Real-time detection of anomalies in streaming data is receiving increasing attention as it allows us to raise alerts, predict faults, and detect intrusions or threats across industries. Yet, little attention has been given to compare the effectiveness and efficiency of anomaly detectors for streaming data (i.e., of online algorithms). In this paper, we present a qualitative, synthetic overview of major online detectors from different algorithmic families (i.e., distance, density, tree or projection-based) and highlight their main ideas for constructing, updating and testing detection models. Then, we provide a thorough analysis of the results of a quantitative experimental evaluation of online detection algorithms along with their offline counterparts. The behavior of the detectors is correlated with the characteristics of different datasets (i.e., meta-features), thereby providing a meta-level analysis of their performance.
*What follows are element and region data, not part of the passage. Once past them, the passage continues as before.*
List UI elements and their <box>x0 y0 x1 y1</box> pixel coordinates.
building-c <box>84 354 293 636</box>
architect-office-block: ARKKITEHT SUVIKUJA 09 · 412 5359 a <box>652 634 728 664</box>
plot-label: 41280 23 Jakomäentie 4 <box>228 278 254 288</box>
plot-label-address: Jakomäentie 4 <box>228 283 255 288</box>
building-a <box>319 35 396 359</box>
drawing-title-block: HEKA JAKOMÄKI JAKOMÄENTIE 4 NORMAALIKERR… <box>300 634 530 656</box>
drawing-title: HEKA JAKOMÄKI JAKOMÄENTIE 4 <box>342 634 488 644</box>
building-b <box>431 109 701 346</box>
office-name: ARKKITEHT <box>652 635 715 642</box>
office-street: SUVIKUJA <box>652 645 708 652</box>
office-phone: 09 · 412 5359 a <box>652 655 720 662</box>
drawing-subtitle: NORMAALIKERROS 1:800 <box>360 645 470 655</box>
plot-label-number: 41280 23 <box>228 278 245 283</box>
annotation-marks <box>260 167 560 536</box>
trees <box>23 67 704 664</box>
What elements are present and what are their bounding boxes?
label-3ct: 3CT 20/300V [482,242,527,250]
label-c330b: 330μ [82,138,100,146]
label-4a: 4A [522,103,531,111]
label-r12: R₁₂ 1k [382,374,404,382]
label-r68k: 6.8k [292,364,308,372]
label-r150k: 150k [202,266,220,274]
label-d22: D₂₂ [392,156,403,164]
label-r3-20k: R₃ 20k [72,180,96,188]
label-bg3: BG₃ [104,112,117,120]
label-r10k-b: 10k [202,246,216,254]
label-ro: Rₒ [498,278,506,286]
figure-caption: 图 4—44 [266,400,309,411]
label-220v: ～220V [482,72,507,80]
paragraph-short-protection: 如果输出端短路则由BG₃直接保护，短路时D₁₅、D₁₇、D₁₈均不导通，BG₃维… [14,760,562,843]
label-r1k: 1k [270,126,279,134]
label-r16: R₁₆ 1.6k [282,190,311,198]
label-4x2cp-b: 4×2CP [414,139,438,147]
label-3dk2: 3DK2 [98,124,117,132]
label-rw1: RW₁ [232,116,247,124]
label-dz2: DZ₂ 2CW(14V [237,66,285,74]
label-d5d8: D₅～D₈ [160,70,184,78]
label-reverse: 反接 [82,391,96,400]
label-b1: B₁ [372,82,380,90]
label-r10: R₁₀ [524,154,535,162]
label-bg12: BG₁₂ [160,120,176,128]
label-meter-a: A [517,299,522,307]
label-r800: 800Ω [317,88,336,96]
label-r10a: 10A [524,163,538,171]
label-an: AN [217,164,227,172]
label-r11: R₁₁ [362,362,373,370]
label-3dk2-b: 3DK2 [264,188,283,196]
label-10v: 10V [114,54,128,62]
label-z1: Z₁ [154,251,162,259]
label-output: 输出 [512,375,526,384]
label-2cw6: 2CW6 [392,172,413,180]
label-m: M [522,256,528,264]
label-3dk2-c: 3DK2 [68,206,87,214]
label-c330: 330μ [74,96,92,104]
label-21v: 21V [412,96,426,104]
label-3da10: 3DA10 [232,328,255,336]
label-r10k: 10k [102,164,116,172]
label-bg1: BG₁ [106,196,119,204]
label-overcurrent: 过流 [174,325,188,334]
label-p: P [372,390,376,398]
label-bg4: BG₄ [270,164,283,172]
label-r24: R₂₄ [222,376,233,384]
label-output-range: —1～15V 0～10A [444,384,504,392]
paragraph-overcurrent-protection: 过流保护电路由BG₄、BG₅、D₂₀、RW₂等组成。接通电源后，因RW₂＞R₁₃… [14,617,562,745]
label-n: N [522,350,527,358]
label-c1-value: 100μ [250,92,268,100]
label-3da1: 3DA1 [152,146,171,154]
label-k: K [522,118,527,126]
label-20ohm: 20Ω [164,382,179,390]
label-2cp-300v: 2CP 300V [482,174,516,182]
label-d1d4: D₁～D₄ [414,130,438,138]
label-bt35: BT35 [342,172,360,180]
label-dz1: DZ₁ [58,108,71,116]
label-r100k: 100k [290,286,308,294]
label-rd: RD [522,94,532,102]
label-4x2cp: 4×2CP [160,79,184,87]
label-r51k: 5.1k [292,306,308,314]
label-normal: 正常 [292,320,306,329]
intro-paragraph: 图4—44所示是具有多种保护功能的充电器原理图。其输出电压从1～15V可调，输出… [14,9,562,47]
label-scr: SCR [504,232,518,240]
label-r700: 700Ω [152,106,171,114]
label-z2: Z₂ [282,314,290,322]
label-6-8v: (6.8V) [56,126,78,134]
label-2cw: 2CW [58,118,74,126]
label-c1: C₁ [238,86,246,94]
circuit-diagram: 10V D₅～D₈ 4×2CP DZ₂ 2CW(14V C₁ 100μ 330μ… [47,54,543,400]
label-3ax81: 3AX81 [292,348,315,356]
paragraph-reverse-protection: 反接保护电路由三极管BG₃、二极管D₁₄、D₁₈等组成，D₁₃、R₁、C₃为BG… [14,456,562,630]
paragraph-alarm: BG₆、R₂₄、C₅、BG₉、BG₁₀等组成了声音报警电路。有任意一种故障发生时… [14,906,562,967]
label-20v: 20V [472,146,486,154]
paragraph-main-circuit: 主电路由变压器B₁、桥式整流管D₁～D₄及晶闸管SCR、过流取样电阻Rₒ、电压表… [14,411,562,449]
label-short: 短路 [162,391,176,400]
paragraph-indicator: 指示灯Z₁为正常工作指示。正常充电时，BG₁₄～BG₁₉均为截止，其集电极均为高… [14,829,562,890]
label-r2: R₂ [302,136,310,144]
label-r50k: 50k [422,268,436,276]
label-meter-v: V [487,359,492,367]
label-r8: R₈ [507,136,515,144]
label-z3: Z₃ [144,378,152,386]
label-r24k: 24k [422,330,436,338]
Our study addresses several missing insights from the literature such as (a) how reliable are detectors against a random classifier and what dataset characteristics make them perform randomly; (b) to what extent online detectors approximate the performance of offline counterparts; (c) which sketch strategy and update primitives of detectors are best to detect anomalies visible only within a feature subspace of a dataset; (d) what are the tradeoffs between the effectiveness and the efficiency of detectors belonging to different algorithmic families; (e) which specific characteristics of datasets yield an online algorithm to outperform all others.